Lagere straf dan geëist: rechtbank heeft wat begrip voor de schutter

De rechtbank Den Bosch heeft een 20-jarige jongen uit de gemeente Boxmeer veroordeeld tot een gevangenisstraf van acht jaar jaar voor het doodschieten van Tommie Reijnen (29), nadat Reijnen en een vriend een zakje wiet van hem meenamen en wegfietsten. De officier van justitie eiste twee weken geleden 14 jaar cel. De rechtbank heeft enig begrip voor de benarde situatie van de schutter.

Steegje

De verdachte sprak in september 2020 met een vriend af voor de verkoop van 100 gram wiet. Bij die afspraak ’s avonds in Boxmeer was ook een andere vriend aanwezig. De verdachte liep met de twee mannen een steegje in. De ene vriend liep vóór hem, de ander achter hem. In het steegje vroegen zij de verdachte de wiet te laten zien. Eén van de vrienden trok de wiet vervolgens uit zijn handen. De verdachte haalde daarop een geladen vuurwapen uit zijn broeksband en schoot drie kogels van dichtbij op de rug van de man die vóór hem stond. Daarna draaide hij zich om en schoot vijf keer in de richting van de andere man. De man die in zijn rug werd geraakt, overleed aan zijn verwondingen. De andere man kwam met de schrik vrij.

Disproportioneel geweld

Volgens de verdachte wilde hij zichzelf verdedigen. Eén van de slachtoffers zou tijdens het voorval een beweging hebben gemaakt in de richting van zijn broeksband. De verdachte verklaart dat hij ervan uitging dat deze man een vuurwapen wilde pakken. Daarbij zag hij door zijn positie en de ruimte waarin hij zich bevond geen kans zich aan de situatie te onttrekken. Naar eigen zeggen zag de verdachte maar één uitweg; hij trok zijn wapen en vuurde het magazijn leeg.

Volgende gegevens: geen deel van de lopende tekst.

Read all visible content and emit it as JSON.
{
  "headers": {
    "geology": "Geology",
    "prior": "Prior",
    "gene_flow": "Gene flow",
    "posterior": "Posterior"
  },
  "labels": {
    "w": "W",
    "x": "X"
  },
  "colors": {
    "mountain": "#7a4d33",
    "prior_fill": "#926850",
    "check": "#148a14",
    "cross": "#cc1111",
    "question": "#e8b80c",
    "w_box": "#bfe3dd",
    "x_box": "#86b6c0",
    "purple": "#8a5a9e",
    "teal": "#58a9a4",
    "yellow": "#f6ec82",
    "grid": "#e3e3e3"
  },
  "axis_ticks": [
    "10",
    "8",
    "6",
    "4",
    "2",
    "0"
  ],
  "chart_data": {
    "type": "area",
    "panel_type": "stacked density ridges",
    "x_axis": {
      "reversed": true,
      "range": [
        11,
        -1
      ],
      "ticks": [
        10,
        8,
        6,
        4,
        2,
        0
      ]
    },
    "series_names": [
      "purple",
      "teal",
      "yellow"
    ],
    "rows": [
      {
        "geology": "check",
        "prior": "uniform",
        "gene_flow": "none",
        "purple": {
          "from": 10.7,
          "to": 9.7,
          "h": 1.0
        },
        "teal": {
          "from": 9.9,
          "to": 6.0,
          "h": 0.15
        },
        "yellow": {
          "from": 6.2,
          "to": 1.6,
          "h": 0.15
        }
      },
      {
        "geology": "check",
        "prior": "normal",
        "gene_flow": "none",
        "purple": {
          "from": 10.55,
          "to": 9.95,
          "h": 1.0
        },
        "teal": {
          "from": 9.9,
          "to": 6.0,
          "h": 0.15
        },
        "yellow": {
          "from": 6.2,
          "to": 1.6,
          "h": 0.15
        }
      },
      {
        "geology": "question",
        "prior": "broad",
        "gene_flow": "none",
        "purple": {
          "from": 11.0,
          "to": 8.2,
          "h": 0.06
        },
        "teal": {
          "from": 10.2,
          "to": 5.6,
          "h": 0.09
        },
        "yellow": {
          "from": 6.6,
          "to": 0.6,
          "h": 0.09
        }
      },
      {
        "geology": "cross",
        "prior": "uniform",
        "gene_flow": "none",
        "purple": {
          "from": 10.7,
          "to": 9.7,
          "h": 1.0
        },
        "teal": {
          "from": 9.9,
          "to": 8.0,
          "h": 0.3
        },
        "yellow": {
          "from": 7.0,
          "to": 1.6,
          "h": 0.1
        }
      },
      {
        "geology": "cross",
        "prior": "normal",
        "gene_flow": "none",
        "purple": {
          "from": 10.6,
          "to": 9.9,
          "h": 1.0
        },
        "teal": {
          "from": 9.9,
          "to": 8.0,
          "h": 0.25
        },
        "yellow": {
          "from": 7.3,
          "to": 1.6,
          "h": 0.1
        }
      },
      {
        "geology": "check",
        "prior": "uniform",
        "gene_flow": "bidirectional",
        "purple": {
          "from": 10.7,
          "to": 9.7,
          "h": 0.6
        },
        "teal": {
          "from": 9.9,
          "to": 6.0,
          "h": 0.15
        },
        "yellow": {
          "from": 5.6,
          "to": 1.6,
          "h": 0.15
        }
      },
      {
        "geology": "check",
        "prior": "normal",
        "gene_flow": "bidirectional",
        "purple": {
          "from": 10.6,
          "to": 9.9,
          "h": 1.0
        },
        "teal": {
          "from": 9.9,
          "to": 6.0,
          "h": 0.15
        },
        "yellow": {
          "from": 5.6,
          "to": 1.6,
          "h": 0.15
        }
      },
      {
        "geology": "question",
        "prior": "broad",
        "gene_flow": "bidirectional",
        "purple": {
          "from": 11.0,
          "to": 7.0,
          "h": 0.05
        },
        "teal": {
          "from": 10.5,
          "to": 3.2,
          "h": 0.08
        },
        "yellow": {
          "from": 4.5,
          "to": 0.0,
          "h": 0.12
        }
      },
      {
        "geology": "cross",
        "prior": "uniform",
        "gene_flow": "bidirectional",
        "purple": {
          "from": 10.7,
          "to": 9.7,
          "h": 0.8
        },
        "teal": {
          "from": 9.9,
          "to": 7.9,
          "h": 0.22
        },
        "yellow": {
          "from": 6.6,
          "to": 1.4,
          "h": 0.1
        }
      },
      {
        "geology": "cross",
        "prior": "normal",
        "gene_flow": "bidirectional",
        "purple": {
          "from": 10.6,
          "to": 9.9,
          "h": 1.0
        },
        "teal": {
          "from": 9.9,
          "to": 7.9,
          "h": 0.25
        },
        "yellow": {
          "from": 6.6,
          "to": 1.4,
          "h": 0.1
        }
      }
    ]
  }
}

De rechtbank gelooft dat de verdachte zich inderdaad in een bedreigende situatie bevond en zich mocht verdedigen. Hij werd immers door twee mannen in een nauwe steeg ingesloten, bestolen van zijn wiet en hij meende te zien dat één van de mannen een wapen wilde pakken. De verdachte zag de mannen eerder met wapens. Uit onderzoek blijkt ook dat zij met justitie in aanraking zijn geweest vanwege wapens.

Toch had de verdachte niet direct richting de mannen mogen schieten. Hij is daarmee volgens de rechtbank veel te ver gegaan. De verdachte had bijvoorbeeld ook zijn wapen kunnen laten zien, kunnen dreigen met het wapen of in de lucht kunnen schieten.

Vriendendienst

De rechtbank zegt meer dan de officier van justitie rekening te willen houden met de omstandigheden waaronder het voorval plaatsvond. De verdachte was tijdens het delict 19 jaar. Hij beschouwde de mannen als vrienden aan wie hij een vriendendienst wilde leveren. Zij zagen de verdachte kennelijk als een makkelijk doelwit en maakten schaamteloos misbruik van hem.

Al met al vindt de rechtbank een celstraf van 8 jaar op zijn plaats. Daarnaast moet hij de nabestaanden schadevergoedingen betalen van in totaal ruim 37.500 euro.